Genetic counselling in clinical practice MED5421

  • Academic Session: 2022-23
  • School: School of Medicine Dentistry and Nursing
  • Credits: 30
  • Level: Level 5 (SCQF level 11)
  • Typically Offered: Semester 2
  • Available to Visiting Students: No
  • Available to Erasmus Students: No

Short Description

This course is designed in collaboration with the West of Scotland Genetics Service to provide students with in depth understanding of the practical skills required in genetic counselling. The course will facilitate development of appropriate critical understanding, reflective practice and skills in relation to genetic counselling for providing accurate complex genetic information for patients and their families.

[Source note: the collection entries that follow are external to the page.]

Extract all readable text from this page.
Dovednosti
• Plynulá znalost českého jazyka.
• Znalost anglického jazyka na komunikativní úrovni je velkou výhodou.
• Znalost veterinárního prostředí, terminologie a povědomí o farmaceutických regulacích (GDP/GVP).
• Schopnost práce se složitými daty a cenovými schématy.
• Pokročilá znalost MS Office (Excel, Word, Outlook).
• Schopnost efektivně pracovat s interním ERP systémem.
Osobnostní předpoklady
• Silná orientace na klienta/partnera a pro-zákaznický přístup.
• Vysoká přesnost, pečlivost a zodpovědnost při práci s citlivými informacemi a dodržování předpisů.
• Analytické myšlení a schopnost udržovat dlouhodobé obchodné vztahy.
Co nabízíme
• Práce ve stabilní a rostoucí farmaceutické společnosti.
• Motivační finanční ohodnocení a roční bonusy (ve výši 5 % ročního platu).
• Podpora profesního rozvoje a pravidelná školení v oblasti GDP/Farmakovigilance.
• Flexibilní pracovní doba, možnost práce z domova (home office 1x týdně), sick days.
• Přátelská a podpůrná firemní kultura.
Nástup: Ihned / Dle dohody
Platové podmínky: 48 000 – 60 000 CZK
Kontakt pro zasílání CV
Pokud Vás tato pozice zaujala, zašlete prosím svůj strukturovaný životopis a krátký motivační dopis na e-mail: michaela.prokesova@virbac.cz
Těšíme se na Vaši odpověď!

8 x 3h sessions, Wednesdays

Approximately 30 hours of clinics, schedule depends on timing of appropriate clinics

Requirements of Entry



Two case-scenario-based critical reviews, 1,200 (35%) and 2,000 (65%) words respectively, which consider the ethical, counselling and scientific issues arising in genetic counselling practice.

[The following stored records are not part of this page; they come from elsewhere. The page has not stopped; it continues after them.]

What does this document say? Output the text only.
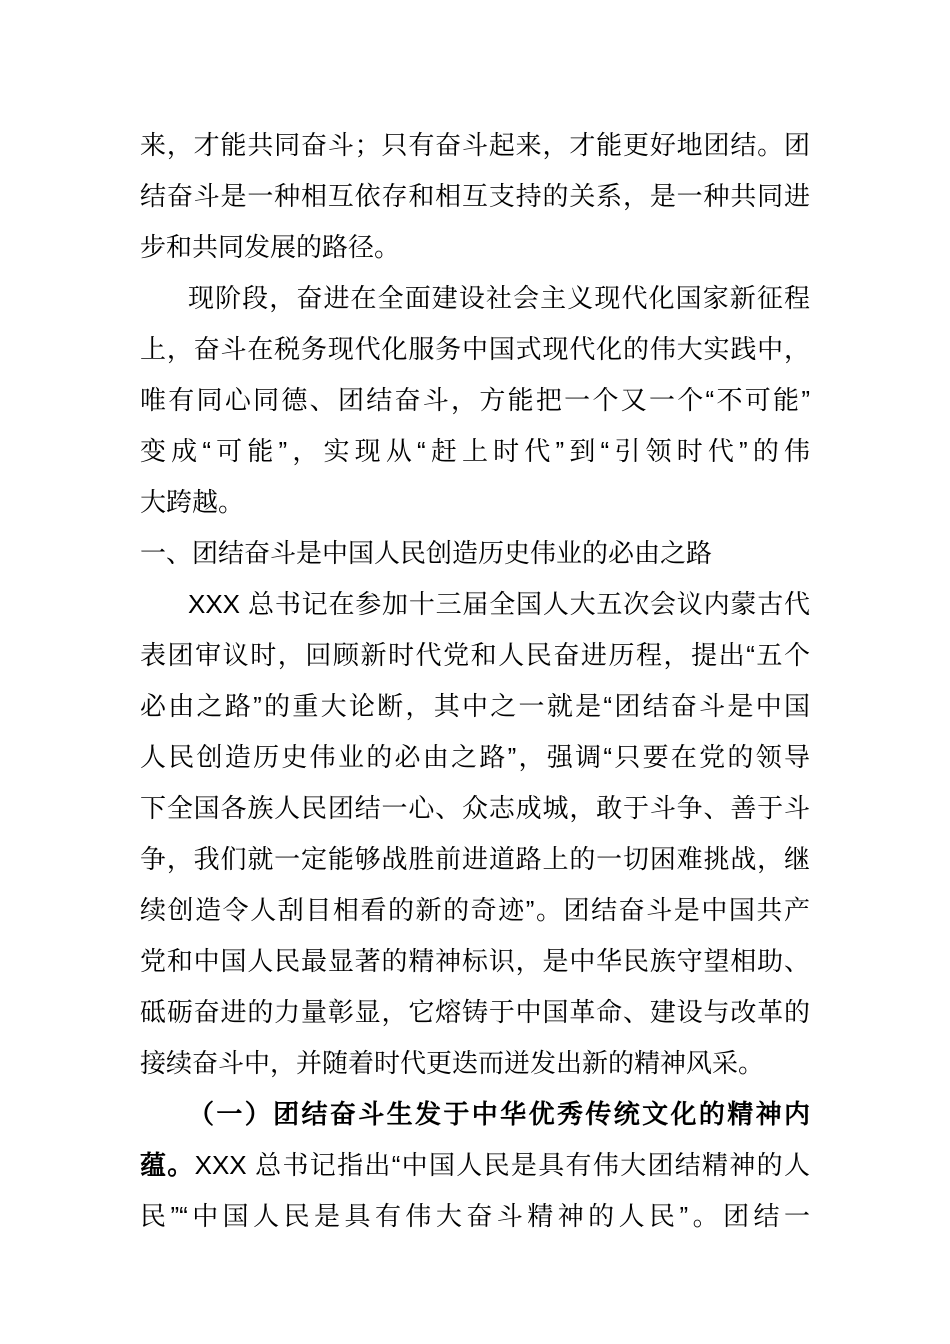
来，才能共同奋斗；只有奋斗起来，才能更好地团结。团
结奋斗是一种相互依存和相互支持的关系，是一种共同进
步和共同发展的路径。
现阶段，奋进在全面建设社会主义现代化国家新征程
上，奋斗在税务现代化服务中国式现代化的伟大实践中，
唯有同心同德、团结奋斗，方能把一个又一个“不可能”
变成“可能”，实现从“赶上时代”到“引领时代”的伟
大跨越。
一、团结奋斗是中国人民创造历史伟业的必由之路
XXX 总书记在参加十三届全国人大五次会议内蒙古代
表团审议时，回顾新时代党和人民奋进历程，提出“五个
必由之路”的重大论断，其中之一就是“团结奋斗是中国
人民创造历史伟业的必由之路”，强调“只要在党的领导
下全国各族人民团结一心、众志成城，敢于斗争、善于斗
争，我们就一定能够战胜前进道路上的一切困难挑战，继
续创造令人刮目相看的新的奇迹”。团结奋斗是中国共产
党和中国人民最显著的精神标识，是中华民族守望相助、
砥砺奋进的力量彰显，它熔铸于中国革命、建设与改革的
接续奋斗中，并随着时代更迭而迸发出新的精神风采。
（一）团结奋斗生发于中华优秀传统文化的精神内
蕴。XXX 总书记指出“中国人民是具有伟大团结精神的人
民”“中国人民是具有伟大奋斗精神的人民”。团结一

Main Assessment In: April/May

Course Aims

The aims of this course are to allow students to:

■ acquire wide knowledge base to practise as a genetic counsellor to support patients and families with genetic conditions

■ provide critical understanding of relevant counselling theories underpinning genetic counselling practice

■ develop range of skills to work as a genetic counsellor in a multi-disciplinary team with peers, senior colleagues and specialists

■ develop critical awareness of evidence based practice and current issues which influence clinical practice

Intended Learning Outcomes of Course

By the end of this course students will be able to:

■ demonstrate critical understanding of appropriate counselling theory including non-directive counselling to support individuals and families with genetic conditions

■ develop skills for reflective practice to better comprehend and address complex issues and conflicting situations which can arise in genetic counselling practice

■ demonstrate critical understanding and critical awareness of the impact of genomic health for the individual, families and society, including the complexity of interpreting results of whole genome sequencing

■ critically evaluate relevant literature to inform genetic counselling practice

■ plan, implement and evaluate with reference to current literature, case presentations and talks to inform colleagues, patients and the public on genetic counselling practice

Minimum Requirement for Award of Credits

Students must submit at least 75% by weight of the components (including examinations) of the course's summative assessment.